If the company proceeds with a yen denominated bond issue, which could be either a euroyen, a Samurai or a global yen deal, it would aim to reach a maturity of up to five years and launch the deal by April, said the banker. With the 10 year interest rate at such low levels, longer tenor deals have lost favour with Japanese investors.
The company is intending to use the proceeds from the bond to refinance maturing foreign currency bonds, said the banker. Most of Kepco's revenues are in Korean won, and the firm, as a consequence, has been seeking to reduce its exposure to foreign currency debt in order to avoid foreign exchange risk. However, Kepco is intending to maintain some exposure in the foreign currency markets and the superior financing conditions of the yen market make it a more attractive prospect than dollar denominated financing.
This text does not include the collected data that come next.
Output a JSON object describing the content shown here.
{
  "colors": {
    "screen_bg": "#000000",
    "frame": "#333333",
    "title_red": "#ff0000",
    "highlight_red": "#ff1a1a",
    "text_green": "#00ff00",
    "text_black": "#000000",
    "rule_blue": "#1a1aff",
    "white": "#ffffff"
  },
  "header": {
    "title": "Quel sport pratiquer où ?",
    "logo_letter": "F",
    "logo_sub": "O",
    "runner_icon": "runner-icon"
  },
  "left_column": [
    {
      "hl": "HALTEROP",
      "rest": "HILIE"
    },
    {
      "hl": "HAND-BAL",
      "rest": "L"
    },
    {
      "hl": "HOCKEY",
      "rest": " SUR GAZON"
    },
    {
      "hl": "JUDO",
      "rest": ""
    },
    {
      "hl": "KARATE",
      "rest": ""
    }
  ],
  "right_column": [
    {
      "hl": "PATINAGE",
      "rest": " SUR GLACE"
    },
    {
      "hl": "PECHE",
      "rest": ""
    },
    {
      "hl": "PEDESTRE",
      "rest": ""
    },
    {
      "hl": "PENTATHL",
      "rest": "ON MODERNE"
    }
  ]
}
The deal would follow a ¥30bn five year euroyen issue that the company arranged in July 2000. Merrill Lynch and UBS Warburg joint lead managed that transaction, which offers a coupon of 2.7% and was priced at par.
Before that, the company had issued a $300m 8.25% bond for four years and nine months, which Deutsche Bank sole lead managed. That transaction was priced at 190bp over US Treasuries.
British Telecom (BT) could also be a Samurai bond issuer in the coming months, having filed a shelf registration for ¥500bn in February. But the telecoms company denied any plans to arrange a specific deal, and bankers said that given BT's recent rating outlook downgrade and the imminent end of the fiscal year, the timing for a new issue does not look ideal.